Best wishes and if I ever run into you in the river I owe you a beer.


----------



## 2tomcat2 (May 27, 2012)

"I fully understand, and respect, that we all come here for different reasons. That's what I believe makes this site great."
Thank you, IDriverRunner....


----------



## GeoRon (Jun 24, 2015)

The beer is on me.


----------



## okieboater (Oct 19, 2004)

my last post on this thread is :

The change that gave us this automatic set of topics from forums as determined by the programmers
should be changed to let registered members (or every one) select the forum they want to go to on logons.
or just go to the ww boaters general forum on logons which should be a pretty simple programming task.


----------



## GeoRon (Jun 24, 2015)

Rather than cluttering up somewhere you prefer not to be with comments not pertinent to the thread I have created a new thread where you can clarify your specific needs.

The more hits this thread in "Community Help" receives the greater the likelihood of a successful request.









Mountain Buzz







www.mountainbuzz.com


----------



## LSB (Mar 23, 2004)

Um.... the post is about river access in Montana, This is a river running forum, That's why we come here,,, to talk about rivers and issues that affect them.
I lived 20 years in Colorado where I couldnt get out of my boat in many places. Now I live in a state where I can. Our new governor has in the past tried to convince lawmakers to change that.
I for one, would appreciate every buzzard screamming THIS IS BULLSHIT at Gienforte every chance yall get.


----------



## Andy H. (Oct 13, 2003)

okieboater said:


> my last post on this thread is :
> 
> The change that gave us this automatic set of topics from forums as determined by the programmers should be changed to let registered members (or every one) select the forum they want to go to on logons. or just go to the ww boaters general forum on logons which should be a pretty simple programming task.

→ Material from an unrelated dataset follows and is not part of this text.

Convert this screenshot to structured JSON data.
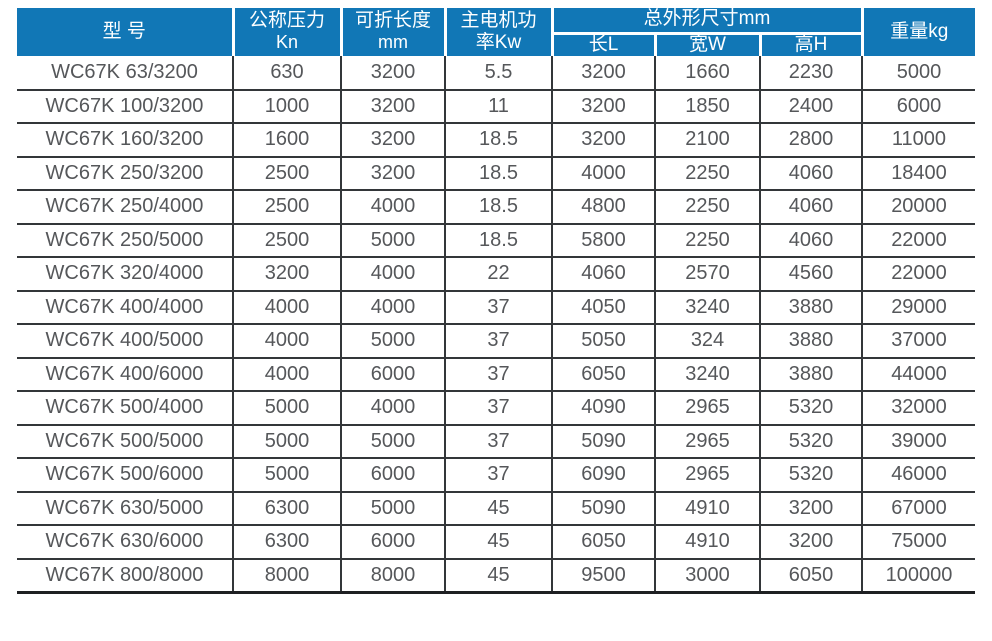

I've reached out to the tech folks about your request.

In the meantime, this is a river access issue and is quite pertinent to boating. I'll move this thread to the Access and Safety Alerts forum where it should be. Unfortunately river access and politics are often intricately intertwined, and the reality is: "those who don't do politics get done by politics." MountainBuzz has been used to mobilize support for river access in the past and hopefully will be used to support river access in the future.

Many of us live in a state where a swimmer coming ashore on private land, or someone who touches the river bottom as they float past a multi-million dollar third home can find the sheriff waiting for us at the takeout with an arrest warrant. We came close to having a legislative fix for that once upon a time and if it comes up again, you'll see the Buzz used to mobilize political support.

If that offends your sensibilities and you need a "safe space" please remember you always have the power to scroll right past any threads you don't want to read.

-AH


----------



## LSB (Mar 23, 2004)

"those who don't do politics get done by politics." 
I'll use that one,,,, Thanks


----------



## GeoRon (Jun 24, 2015)

Deleted by author


----------



## MNichols (Nov 20, 2015)

Andy H. said:


> If that offends your sensibilities and you need a "safe space" please remember you always have the power to scroll right past any threads you don't want to read.
> -AH


 And there's the ignore function too, which works great. You can "unfollow" a thread, I saw the link to do so somewhere on a thread I was following, but I was interested in it and didn't.


----------



## GeoRon (Jun 24, 2015)

Deleted.


----------